Haris juga menyoroti proses persidangan luput meminta pertanggungjawaban kolektif para pelaku. Mengingat belum banyak fakta yang diungkap dalam persidangan, Haris merekomendasikan oditur militer untuk menindaklanjutinya. “Jadi, 12 orang yang di bawa ke persidangan untuk diadili berdasarkan perannya masing-masing, tapi tidak dilihat motif kolektifnya,” katanya.

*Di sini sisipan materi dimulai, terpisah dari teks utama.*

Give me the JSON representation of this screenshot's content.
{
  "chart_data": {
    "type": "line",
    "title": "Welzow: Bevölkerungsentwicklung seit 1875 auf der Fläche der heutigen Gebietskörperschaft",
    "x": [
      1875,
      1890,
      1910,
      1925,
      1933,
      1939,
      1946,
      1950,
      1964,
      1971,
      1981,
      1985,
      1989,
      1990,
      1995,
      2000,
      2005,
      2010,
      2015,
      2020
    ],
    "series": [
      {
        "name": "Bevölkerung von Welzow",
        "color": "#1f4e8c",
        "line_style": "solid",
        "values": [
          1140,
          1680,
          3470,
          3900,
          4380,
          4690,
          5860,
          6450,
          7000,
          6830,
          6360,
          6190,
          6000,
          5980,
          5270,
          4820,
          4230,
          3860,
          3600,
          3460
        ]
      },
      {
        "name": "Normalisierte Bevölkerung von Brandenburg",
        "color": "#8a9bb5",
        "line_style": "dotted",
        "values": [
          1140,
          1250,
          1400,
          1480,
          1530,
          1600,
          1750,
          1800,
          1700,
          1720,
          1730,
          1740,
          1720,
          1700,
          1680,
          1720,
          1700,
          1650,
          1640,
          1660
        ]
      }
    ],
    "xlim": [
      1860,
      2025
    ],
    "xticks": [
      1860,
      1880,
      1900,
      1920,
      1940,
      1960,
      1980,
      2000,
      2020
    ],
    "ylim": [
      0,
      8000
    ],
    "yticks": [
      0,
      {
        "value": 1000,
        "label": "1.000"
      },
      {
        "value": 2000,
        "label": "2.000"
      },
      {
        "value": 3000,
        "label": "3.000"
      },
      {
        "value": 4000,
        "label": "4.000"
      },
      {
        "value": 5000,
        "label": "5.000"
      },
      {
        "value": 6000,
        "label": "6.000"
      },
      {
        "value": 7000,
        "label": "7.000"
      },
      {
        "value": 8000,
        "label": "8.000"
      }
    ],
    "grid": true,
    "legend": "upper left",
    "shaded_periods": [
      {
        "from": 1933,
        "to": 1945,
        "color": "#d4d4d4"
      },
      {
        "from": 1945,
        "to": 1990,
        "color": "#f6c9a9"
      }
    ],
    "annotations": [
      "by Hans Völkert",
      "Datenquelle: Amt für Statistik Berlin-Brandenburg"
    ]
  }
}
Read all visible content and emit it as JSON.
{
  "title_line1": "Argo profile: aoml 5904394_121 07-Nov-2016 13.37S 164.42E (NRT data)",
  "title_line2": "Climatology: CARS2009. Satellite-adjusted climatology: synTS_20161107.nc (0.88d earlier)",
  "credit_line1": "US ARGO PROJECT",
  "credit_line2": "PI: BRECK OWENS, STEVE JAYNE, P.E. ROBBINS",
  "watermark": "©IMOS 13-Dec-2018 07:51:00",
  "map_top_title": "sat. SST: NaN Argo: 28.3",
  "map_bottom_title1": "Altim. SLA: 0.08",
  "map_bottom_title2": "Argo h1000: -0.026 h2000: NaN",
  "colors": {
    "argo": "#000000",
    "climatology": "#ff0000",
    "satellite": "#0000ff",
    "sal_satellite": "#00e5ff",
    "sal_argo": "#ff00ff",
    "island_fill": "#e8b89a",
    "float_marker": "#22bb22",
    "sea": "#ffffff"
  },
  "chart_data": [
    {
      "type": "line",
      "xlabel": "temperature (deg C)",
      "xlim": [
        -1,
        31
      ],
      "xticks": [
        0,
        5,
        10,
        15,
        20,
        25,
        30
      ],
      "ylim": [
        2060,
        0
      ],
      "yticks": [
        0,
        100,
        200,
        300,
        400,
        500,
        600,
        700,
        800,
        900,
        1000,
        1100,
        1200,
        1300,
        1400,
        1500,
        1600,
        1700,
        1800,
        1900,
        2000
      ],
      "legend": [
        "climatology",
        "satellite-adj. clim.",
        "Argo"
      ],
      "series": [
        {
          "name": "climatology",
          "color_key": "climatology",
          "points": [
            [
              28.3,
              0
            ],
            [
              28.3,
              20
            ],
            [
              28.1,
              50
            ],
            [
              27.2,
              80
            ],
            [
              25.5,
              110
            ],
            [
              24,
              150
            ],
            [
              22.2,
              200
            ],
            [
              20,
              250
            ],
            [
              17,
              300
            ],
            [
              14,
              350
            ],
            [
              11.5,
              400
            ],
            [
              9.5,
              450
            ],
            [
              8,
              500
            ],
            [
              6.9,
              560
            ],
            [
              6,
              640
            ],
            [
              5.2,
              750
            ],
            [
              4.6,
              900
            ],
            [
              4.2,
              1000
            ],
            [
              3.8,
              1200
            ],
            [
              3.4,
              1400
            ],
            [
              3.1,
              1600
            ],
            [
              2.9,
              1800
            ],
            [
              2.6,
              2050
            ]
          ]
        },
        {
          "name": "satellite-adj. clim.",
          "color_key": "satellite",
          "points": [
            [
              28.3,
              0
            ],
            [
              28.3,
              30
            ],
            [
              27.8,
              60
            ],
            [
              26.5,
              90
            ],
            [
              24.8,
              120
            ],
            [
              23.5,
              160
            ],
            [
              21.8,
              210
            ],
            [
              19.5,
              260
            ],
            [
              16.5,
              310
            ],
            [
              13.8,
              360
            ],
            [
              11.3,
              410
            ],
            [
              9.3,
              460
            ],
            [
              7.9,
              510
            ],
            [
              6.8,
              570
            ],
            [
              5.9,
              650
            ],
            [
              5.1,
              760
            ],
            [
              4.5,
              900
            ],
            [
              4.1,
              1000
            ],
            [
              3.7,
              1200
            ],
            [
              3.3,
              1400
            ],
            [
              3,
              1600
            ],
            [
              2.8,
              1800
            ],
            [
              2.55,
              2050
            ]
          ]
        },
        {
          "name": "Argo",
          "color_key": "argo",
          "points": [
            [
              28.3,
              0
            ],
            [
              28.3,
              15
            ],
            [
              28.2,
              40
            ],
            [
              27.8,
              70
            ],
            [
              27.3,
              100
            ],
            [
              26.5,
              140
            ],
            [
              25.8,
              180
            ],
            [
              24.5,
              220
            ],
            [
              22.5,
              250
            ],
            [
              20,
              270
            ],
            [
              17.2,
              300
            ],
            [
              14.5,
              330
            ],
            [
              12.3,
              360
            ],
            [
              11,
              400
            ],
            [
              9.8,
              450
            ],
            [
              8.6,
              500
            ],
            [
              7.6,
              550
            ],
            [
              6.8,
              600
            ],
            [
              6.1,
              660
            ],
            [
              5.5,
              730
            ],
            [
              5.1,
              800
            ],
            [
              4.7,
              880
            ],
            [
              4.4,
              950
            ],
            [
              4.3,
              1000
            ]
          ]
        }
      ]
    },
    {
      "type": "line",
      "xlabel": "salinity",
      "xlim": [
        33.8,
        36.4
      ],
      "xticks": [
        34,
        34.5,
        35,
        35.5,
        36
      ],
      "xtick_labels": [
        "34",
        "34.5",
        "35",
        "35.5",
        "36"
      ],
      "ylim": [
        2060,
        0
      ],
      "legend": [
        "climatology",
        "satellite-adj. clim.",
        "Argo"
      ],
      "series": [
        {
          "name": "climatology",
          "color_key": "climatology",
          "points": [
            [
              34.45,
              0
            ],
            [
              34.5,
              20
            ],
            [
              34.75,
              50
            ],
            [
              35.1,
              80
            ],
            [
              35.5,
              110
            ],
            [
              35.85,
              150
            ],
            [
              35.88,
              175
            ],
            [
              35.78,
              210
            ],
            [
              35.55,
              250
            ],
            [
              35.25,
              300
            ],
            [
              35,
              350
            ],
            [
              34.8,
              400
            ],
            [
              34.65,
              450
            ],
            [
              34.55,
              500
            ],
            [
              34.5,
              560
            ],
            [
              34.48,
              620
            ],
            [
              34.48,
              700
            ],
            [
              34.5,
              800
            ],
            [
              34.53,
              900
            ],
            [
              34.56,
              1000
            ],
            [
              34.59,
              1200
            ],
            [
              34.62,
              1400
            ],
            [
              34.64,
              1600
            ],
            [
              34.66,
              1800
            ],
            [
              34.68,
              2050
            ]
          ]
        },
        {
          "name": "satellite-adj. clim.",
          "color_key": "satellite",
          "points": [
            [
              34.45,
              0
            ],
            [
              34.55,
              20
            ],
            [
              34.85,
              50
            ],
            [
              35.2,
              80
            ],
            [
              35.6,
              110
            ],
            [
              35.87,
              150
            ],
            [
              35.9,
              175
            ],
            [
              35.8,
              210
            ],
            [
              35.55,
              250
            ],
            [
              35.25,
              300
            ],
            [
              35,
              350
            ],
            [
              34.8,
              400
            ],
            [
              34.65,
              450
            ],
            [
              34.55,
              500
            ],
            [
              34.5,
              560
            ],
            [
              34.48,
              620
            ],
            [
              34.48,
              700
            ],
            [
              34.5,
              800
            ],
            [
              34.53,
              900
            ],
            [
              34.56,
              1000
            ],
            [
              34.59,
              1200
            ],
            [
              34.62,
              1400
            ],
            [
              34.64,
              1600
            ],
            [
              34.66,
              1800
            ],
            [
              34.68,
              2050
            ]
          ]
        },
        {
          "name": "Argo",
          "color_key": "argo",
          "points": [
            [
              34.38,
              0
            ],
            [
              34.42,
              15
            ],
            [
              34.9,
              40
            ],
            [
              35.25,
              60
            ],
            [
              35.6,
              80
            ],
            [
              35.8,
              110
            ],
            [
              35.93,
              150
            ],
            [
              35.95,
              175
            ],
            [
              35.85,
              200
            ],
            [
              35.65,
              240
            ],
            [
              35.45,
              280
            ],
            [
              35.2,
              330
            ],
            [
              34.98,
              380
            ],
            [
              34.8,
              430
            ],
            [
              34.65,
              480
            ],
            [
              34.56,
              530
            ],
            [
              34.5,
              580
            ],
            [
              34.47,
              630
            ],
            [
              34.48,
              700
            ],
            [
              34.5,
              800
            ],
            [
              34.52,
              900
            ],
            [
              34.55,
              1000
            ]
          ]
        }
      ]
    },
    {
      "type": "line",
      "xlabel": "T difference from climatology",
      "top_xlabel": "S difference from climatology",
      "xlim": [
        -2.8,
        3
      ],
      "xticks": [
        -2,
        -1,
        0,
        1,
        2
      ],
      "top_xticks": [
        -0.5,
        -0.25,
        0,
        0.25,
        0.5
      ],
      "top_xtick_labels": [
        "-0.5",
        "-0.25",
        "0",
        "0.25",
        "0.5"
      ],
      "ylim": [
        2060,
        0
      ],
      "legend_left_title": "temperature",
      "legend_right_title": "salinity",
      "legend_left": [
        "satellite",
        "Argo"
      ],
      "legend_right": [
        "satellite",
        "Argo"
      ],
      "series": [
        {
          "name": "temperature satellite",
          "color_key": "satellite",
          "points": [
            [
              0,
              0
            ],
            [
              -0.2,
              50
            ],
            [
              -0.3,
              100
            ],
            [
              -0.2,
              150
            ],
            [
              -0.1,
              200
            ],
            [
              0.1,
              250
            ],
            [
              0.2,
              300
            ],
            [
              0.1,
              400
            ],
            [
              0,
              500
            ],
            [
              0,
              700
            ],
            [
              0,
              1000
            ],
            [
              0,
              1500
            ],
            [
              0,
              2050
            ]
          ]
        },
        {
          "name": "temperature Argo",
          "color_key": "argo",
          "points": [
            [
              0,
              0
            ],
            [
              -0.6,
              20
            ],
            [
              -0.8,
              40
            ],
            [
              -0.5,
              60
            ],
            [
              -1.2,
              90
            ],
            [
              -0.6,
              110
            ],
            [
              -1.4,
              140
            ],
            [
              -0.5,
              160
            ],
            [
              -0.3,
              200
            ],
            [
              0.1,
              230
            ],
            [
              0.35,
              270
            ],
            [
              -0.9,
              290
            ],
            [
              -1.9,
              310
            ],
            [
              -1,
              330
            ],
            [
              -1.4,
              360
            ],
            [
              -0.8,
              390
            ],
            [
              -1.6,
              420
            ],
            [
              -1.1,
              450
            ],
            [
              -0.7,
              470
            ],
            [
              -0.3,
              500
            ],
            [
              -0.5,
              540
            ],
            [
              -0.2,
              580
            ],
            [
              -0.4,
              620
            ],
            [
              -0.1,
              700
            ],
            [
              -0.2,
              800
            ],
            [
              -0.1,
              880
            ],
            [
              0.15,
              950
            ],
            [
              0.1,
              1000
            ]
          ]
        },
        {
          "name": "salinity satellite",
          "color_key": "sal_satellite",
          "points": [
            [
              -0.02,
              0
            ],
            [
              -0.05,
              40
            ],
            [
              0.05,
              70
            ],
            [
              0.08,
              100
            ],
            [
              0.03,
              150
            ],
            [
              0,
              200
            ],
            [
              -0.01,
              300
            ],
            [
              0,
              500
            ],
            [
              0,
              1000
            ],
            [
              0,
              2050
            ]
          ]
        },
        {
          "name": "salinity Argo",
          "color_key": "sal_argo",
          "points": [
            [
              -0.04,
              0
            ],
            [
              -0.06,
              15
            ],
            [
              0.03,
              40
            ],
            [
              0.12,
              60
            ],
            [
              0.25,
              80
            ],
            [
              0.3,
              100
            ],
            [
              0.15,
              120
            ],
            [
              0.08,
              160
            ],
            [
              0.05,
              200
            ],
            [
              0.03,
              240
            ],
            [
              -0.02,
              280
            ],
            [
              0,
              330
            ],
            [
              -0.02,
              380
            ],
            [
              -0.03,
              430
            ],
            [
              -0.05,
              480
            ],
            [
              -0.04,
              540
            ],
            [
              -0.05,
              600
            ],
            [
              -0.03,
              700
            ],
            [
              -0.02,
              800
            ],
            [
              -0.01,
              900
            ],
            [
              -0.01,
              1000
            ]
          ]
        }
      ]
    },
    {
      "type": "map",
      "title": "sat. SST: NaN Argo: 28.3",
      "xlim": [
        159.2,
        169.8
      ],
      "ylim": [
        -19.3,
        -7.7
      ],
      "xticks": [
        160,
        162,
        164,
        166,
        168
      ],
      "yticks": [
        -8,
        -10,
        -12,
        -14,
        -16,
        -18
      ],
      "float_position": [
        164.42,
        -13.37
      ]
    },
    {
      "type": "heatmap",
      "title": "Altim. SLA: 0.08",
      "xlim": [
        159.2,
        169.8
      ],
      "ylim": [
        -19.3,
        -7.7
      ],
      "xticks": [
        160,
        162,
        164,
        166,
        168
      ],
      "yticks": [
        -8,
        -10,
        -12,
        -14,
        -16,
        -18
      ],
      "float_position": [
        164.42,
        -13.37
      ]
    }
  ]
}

Tak ketinggalan, Haris menyesali sikap sejumlah komisi negara terhadap hasil persidangan kasus penyerangan lapas Cebongan. Seperti Komnas HAM, Komisi Yudisial dan MA yang tidak mengkritisi. Mestinya, Haris melanjutkan, berbagai komisi negara itu mempertanyakan kenapa pengadilan dengan mudah dimasuki ormas yang berdemonstrasi. Lalu, kenapa majelis hakim membiarkan teriakan yang kerap terjadi di dalam pengadilan. Serta, Haris mempertanyakan kenapa MA tidak bersuara ketika LPSK meminta agar saksi yang hadir di persidangan diberi kenyamanan dan perlindungan ketika bersaksi di pengadilan.

Khusus untuk Komnas HAM, Haris menyesalkan kenapa lembaga yang mengurusi soal HAM itu menyerahkan kepada militer terkait mekanisme lain. Padahal, Komnas HAM dapat bertindak karena punya landasan hukum yang jelas yaitu UU No.26 Tahun 2000 tentang Pengadilan HAM.